In more ways than one, we look for freedom like it’s the last thing in the world but when we finally have it; we act like it’s not the type we subscribed for. My first prison experience caught me young. Probably too young to understand how I limited my potential by enclosing myself in a tiny cage. I remember Faith; the girl from my primary school, who held me captive most of my life-in primary school.
She viciously made her way to the top of my class and stayed put, right there as if her name was imprinted on that spot. I read, dipped my feet in water but life went on oblivious of my obsession with Faith. The more I pushed, the higher she leaped.
Many people developed faith in her and she became a hero; but in my life she was a dark cloud that had refused to go away. Like a tornado, she caused havoc in my life. My heart was green with envy and deep down I knew that in my very near future, I had to be Faith.
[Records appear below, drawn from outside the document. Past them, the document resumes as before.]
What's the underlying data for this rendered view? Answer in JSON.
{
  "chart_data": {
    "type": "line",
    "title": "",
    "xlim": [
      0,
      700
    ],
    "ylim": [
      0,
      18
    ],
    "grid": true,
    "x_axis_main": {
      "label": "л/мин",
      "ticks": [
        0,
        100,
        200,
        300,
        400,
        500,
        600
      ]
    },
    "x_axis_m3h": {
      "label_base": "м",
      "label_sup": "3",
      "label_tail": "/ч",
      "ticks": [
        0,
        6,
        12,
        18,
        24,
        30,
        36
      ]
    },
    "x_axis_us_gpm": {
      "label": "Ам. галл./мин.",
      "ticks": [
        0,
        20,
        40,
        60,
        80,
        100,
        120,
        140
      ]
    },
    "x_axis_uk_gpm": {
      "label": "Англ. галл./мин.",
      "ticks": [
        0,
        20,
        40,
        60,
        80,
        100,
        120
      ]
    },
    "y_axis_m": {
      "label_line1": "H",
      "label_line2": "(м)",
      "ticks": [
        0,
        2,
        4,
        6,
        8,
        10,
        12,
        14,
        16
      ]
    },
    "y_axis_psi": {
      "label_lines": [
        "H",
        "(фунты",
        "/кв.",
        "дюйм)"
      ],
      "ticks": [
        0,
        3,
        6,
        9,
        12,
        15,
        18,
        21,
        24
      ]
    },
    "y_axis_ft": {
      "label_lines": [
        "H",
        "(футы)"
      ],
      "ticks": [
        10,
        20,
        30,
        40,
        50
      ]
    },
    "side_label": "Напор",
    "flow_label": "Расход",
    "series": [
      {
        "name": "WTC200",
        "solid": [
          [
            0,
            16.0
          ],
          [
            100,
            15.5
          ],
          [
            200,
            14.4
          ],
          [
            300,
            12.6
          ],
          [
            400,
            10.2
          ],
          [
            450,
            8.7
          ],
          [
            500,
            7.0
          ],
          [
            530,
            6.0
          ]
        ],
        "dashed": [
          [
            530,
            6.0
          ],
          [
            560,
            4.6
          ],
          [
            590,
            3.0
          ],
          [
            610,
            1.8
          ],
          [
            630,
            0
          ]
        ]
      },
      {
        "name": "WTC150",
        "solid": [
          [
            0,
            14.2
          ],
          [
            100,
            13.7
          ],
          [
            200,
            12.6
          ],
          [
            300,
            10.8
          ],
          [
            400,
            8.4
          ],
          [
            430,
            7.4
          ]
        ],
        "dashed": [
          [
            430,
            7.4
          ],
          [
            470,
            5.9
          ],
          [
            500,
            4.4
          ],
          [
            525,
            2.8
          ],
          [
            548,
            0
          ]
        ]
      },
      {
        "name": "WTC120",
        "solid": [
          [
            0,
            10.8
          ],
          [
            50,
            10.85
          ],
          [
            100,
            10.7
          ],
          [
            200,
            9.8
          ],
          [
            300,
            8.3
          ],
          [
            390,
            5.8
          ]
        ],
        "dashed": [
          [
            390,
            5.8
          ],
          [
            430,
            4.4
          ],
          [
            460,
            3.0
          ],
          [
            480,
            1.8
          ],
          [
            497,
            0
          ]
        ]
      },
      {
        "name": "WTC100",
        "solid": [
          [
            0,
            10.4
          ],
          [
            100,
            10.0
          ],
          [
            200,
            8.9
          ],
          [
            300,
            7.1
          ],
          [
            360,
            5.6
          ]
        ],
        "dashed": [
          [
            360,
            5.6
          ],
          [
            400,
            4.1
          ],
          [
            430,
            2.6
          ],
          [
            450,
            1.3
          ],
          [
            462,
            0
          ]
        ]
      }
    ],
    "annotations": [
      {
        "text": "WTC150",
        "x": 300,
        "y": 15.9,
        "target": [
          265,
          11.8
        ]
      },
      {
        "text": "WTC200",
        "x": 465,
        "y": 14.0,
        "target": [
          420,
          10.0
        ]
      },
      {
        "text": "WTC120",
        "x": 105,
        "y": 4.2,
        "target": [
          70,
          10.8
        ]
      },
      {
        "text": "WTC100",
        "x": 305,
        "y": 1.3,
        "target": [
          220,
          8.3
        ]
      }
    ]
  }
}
I talked, dressed and looked at people straight in the eye, like she did. She almost introduced me to Jehovah Witnesses club.
Then, the world was my oyster but I used the wrong fork. Now I know better that such is life.
We will be imprisoned in a room with a door that’s unlocked and opens inwards; as long as it does not occur to us to pull rather than push. Anger, jealousy, insecurity and many emotional ‘crimes’ consume our mind body and soul prompting us to think and act like the object of our obsession. We want to be darker, taller, and sexier like the person or situation on the other side.
In the wonderful world of self-imprisonment, there is always a price to pay: For admission, you get an array of illnesses, a nearly irresistible urge to revenge and an inferiority complex. Trying to free yourself once you have checked into your ‘cell’ is like freezing ice in the sun.